Ceyhan Hancıoğlu, hasar aracıları hakkında da görüş bildirerek, son 10 yılda, belli aracı kesimlerin oluştuğunu söyledi. Hancıoğlu, sözlerini şöyle sürdürdü:
“Buradan bir kazanç kapısı elde etmek isteyen meslektaşlarımız olabilir. Başka meslekten insanlar da olabilir ama böyle bir rant yaratıldı. Bunlar, cenaze evlerinde, defin törenlerinde vatandaşların elinden, ‘sen az alıyorsun ben bunun iki katını, üç katını alırım’ deyip vekaletler aldılar. Yani çok akıllı meslektaşlarımız var, çok akıllı avukatlarımız var. Bunlara da saygı duyuyorum. Bakın boşluk varsa değerlendiriyor insanlar ama yazık ediyorsunuz, yapmayın yani, hakkaniyet adalet diyorsak standart olmalı. Şeffaf olmalı, herkese adil olmalıyız. Aynı hasar tipine ben aynı parayı ödemeliyim. Niye birisini sebepsiz zenginleştireyim. Hakikaten bu çok can acıtan bir şey. Burada vekalet komisyonları fahiş şekilde ilerliyor. Dolayısıyla bizim derdimiz, yargıya gitmeden tazminatların ödenmesi. Dosyaların yüzde 70’i yargı yoluyla çözülüyor diyoruz, yüz binlerce dosyadan bahsediyoruz. Türkiye’deki yargı yükü malum. Yargıya da yüklenmemizin anlamı yok. Bir aracıya bile ihtiyaç olmadan, doğru hasarı, doğru insana, doğru zamanda ödemekten başka derdimiz yok.”

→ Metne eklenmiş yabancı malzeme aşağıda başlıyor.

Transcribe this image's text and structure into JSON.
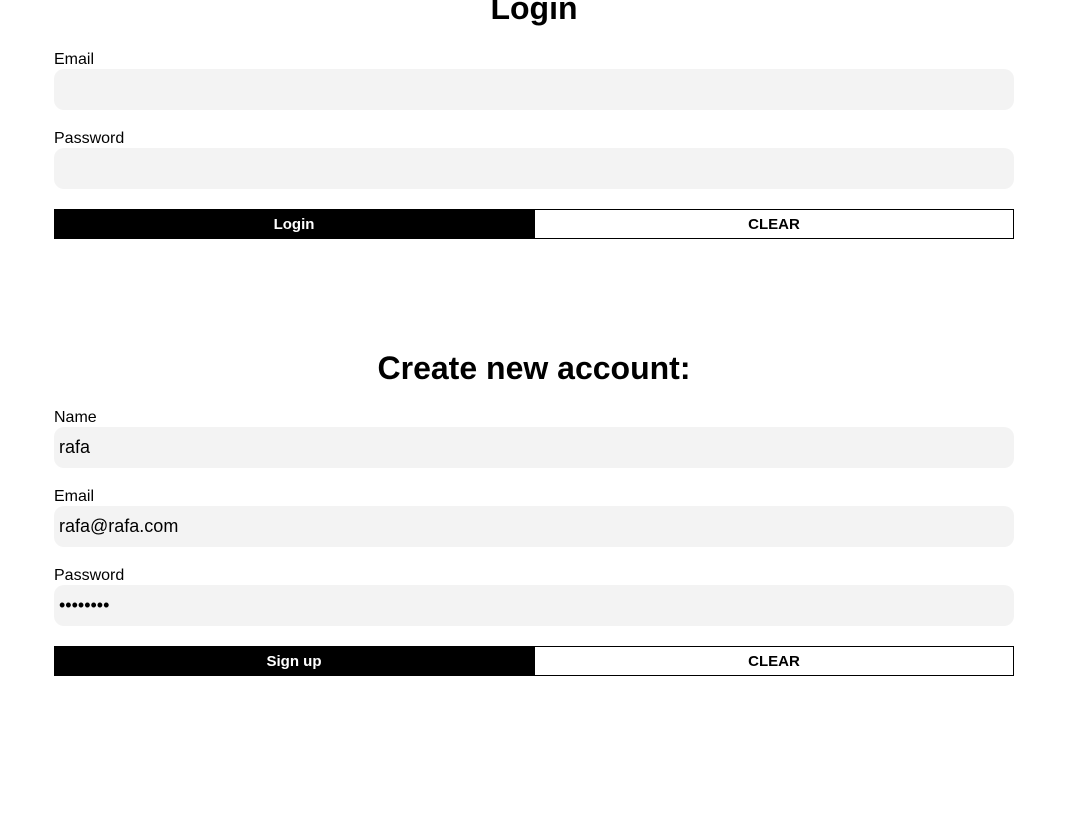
{
  "login": {
    "title": "Login",
    "email_label": "Email",
    "email_value": "",
    "password_label": "Password",
    "password_value": "",
    "submit_label": "Login",
    "clear_label": "CLEAR"
  },
  "signup": {
    "title": "Create new account:",
    "name_label": "Name",
    "name_value": "rafa",
    "email_label": "Email",
    "email_value": "rafa@rafa.com",
    "password_label": "Password",
    "password_value": "••••••••",
    "submit_label": "Sign up",
    "clear_label": "CLEAR"
  },
  "colors": {
    "input_bg": "#f3f3f3",
    "primary": "#000000",
    "secondary_bg": "#ffffff"
  }
}
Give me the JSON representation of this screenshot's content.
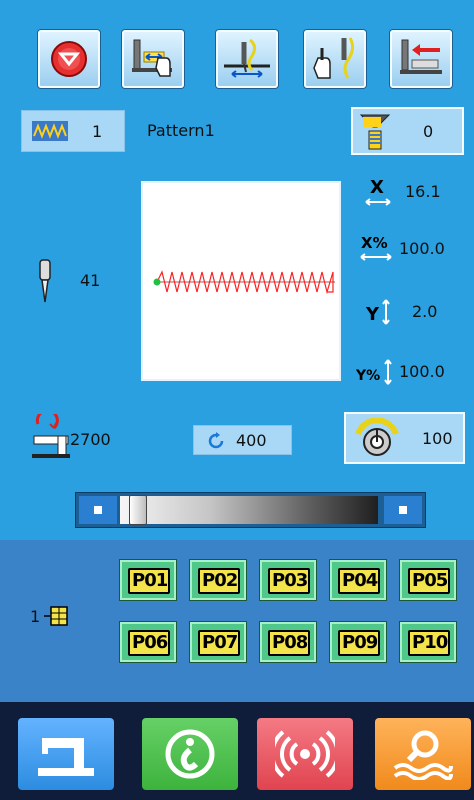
{
  "colors": {
    "main_bg": "#2aa0e0",
    "pattern_panel_bg": "#3a83c9",
    "bottom_bar_bg": "#0f1d3a",
    "pattern_button": "#4fc88a",
    "pattern_label": "#f2e44a",
    "stitch_red": "#ff2020",
    "start_green": "#20c040"
  },
  "toolbar": {
    "icons": [
      "stop-icon",
      "feed-adjust-icon",
      "thread-tension-icon",
      "manual-threading-icon",
      "presser-foot-icon"
    ]
  },
  "pattern": {
    "icon": "zigzag-icon",
    "number": "1",
    "name": "Pattern1"
  },
  "counter": {
    "icon": "bobbin-counter-icon",
    "value": "0"
  },
  "params": {
    "x_scale": {
      "icon": "x-scale-icon",
      "value": "16.1"
    },
    "x_percent": {
      "icon": "x-percent-icon",
      "value": "100.0"
    },
    "y_scale": {
      "icon": "y-scale-icon",
      "value": "2.0"
    },
    "y_percent": {
      "icon": "y-percent-icon",
      "value": "100.0"
    }
  },
  "stitch": {
    "icon": "needle-icon",
    "count": "41"
  },
  "speed": {
    "machine_icon": "sewing-speed-icon",
    "max": "2700",
    "set": "400",
    "jog_value": "100"
  },
  "slider": {
    "position_fraction": 0.02
  },
  "pattern_bank": {
    "page": "1",
    "page_icon": "grid-icon",
    "buttons": [
      "P01",
      "P02",
      "P03",
      "P04",
      "P05",
      "P06",
      "P07",
      "P08",
      "P09",
      "P10"
    ]
  },
  "bottom_bar": {
    "items": [
      {
        "icon": "sewing-machine-icon",
        "color": "#2d8ce0"
      },
      {
        "icon": "info-icon",
        "color": "#3db33d"
      },
      {
        "icon": "communication-icon",
        "color": "#e0444f"
      },
      {
        "icon": "search-icon",
        "color": "#f08a1c"
      }
    ]
  }
}
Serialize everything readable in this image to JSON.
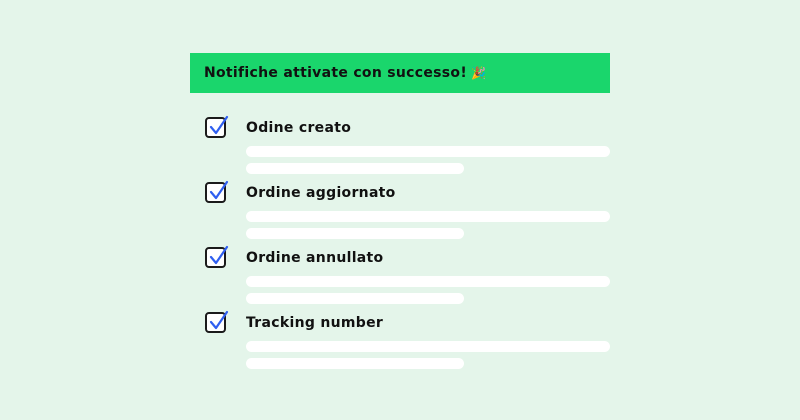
{
  "banner": {
    "text": "Notifiche attivate con successo!",
    "emoji": "🎉"
  },
  "colors": {
    "background": "#e4f5ea",
    "banner": "#1ad66c",
    "check": "#2f5ff0",
    "checkbox_border": "#1b1b1b"
  },
  "notifications": [
    {
      "label": "Odine creato",
      "checked": true
    },
    {
      "label": "Ordine aggiornato",
      "checked": true
    },
    {
      "label": "Ordine annullato",
      "checked": true
    },
    {
      "label": "Tracking number",
      "checked": true
    }
  ]
}
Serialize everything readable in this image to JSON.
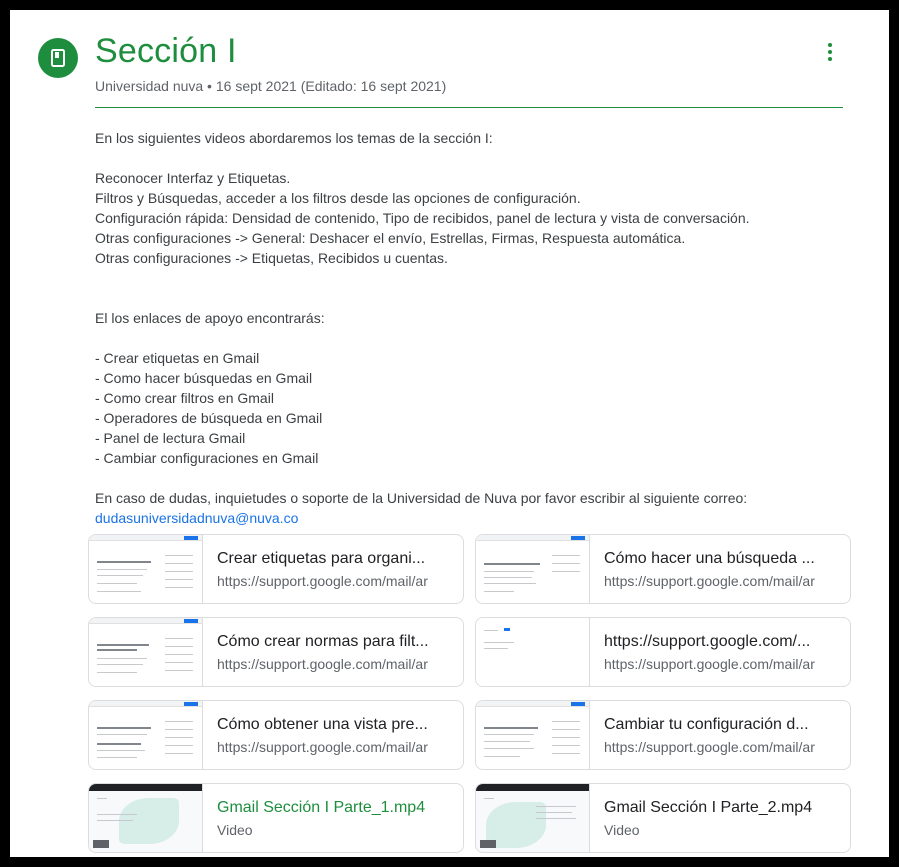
{
  "header": {
    "title": "Sección I",
    "meta": "Universidad nuva • 16 sept 2021 (Editado: 16 sept 2021)"
  },
  "icons": {
    "section": "book-icon",
    "menu": "more-vert-icon"
  },
  "colors": {
    "accent": "#1e8e3e",
    "link": "#1a73e8",
    "text": "#3c4043",
    "muted": "#5f6368"
  },
  "body": {
    "intro": "En los siguientes videos abordaremos los temas de la sección I:",
    "topics": [
      "Reconocer Interfaz y Etiquetas.",
      "Filtros y Búsquedas, acceder a los filtros desde las opciones de configuración.",
      "Configuración rápida: Densidad de contenido, Tipo de recibidos, panel de lectura y vista de conversación.",
      "Otras configuraciones -> General: Deshacer el envío, Estrellas, Firmas, Respuesta automática.",
      "Otras configuraciones -> Etiquetas, Recibidos u cuentas."
    ],
    "links_intro": "El los enlaces de apoyo encontrarás:",
    "links": [
      "- Crear etiquetas en Gmail",
      "- Como hacer búsquedas en Gmail",
      "- Como crear filtros en Gmail",
      "- Operadores de búsqueda en Gmail",
      "- Panel de lectura Gmail",
      "- Cambiar configuraciones en Gmail"
    ],
    "contact": "En caso de dudas, inquietudes o soporte de la Universidad de Nuva por favor escribir al siguiente correo:",
    "email": "dudasuniversidadnuva@nuva.co"
  },
  "attachments": [
    {
      "title": "Crear etiquetas para organi...",
      "subtitle": "https://support.google.com/mail/ar"
    },
    {
      "title": "Cómo hacer una búsqueda ...",
      "subtitle": "https://support.google.com/mail/ar"
    },
    {
      "title": "Cómo crear normas para filt...",
      "subtitle": "https://support.google.com/mail/ar"
    },
    {
      "title": "https://support.google.com/...",
      "subtitle": "https://support.google.com/mail/ar"
    },
    {
      "title": "Cómo obtener una vista pre...",
      "subtitle": "https://support.google.com/mail/ar"
    },
    {
      "title": "Cambiar tu configuración d...",
      "subtitle": "https://support.google.com/mail/ar"
    },
    {
      "title": "Gmail Sección I Parte_1.mp4",
      "subtitle": "Video"
    },
    {
      "title": "Gmail Sección I Parte_2.mp4",
      "subtitle": "Video"
    }
  ]
}
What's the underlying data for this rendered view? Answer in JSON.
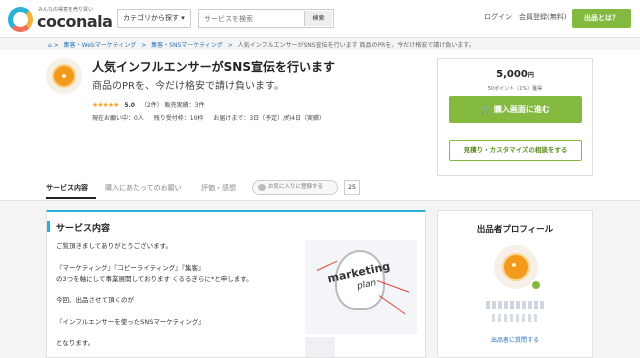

“Sürücü Kusuruna 4-5 Sene Hak Edilmeyen Paralar Ödedik”
Ceyhan Hancıoğlu, konuşmasında, “Bir sürücü kusuru diye belayı bu sektör 4-5 sene ödedi” diyerek, “Sürücü kendi kusurundan faydalanamaz değil mi? Trafik sigortası zaten kusuruyla karşı tarafa verilen mağduriyeti gidermektir. Bir kazada kusurlu sürücü hayatını kaybediyor, yüzde 100 kusurlu, yine bu aracılar nedeniyle sigorta şirketlerinden yıllarca hak edilmeyen paralar alındı. Kusuru olan vatandaşın kusurundan faydalanacak ortamlar yaratıldı” şeklinde konuştu.
“10 Yıldır İstisna Yoktur Ki, Sigorta Sektörü Trafikten Para Kazansın”
Ceyhan Hancıoğlu, “Yeni kanun düzenlemesi trafik sigortasında primleri artıracak mı?” sorusunu ise şöyle yanıtladı:
“Bu memleket için hakikaten çalışan, taşın altına elini koyan, yıllarca hak edilmeyen hasarları ödeyen ve bilançolarını kötüleştiren bir sigorta sektörü var. Bazı platformlarda görüyorum, bize o kadar acımasız yorumlar yapılıyor ki. ‘Sigorta şirketlerinin karını artıracak düzenleme’ diyorlar. Yapmayın, Allah aşkına… Son 10 senede, sigorta sektörünün, trafik sigortasından kaynaklı sürdürülebilir zararına bakın, -kar demiyorum- 10 yıldır istisna yoktur ki, sigorta sektörü trafikten para kazansın. Rakamlar ortada. Trafik sigortasında primler yüzde 3 artmış. Enflasyon yüzde 17; salgında ortalama hasar maliyeti ise yüzde 30 artmış. Yüzde 30 artarken yüzde 3 prim artmış. Ortalama primin trafikte 800 lira olduğu bir ortamı konuşuyoruz. Ben bu yüzde 3 artışlarla, yüzde 30 hasar maliyetini nasıl karşılayacağım? Hadi zarar ettik, helal olsun, bize daha da zarar edin diyorlar. Ama bize para kazanmak için karlarını artırmak için düzenleme yapılıyor denmesin. Bize haksızlık yapılmasın. Satılan malın maliyetini bilmeyen yegane tek sektörüz. Biz daha şeffaf, daha adil, daha hakkaniyetli, vatandaşı mağdur etmeyen ve herkese eşit mesafede olan, herkesin hasar başına geldiğinde rakamını bileceği bir kanun istiyoruz.”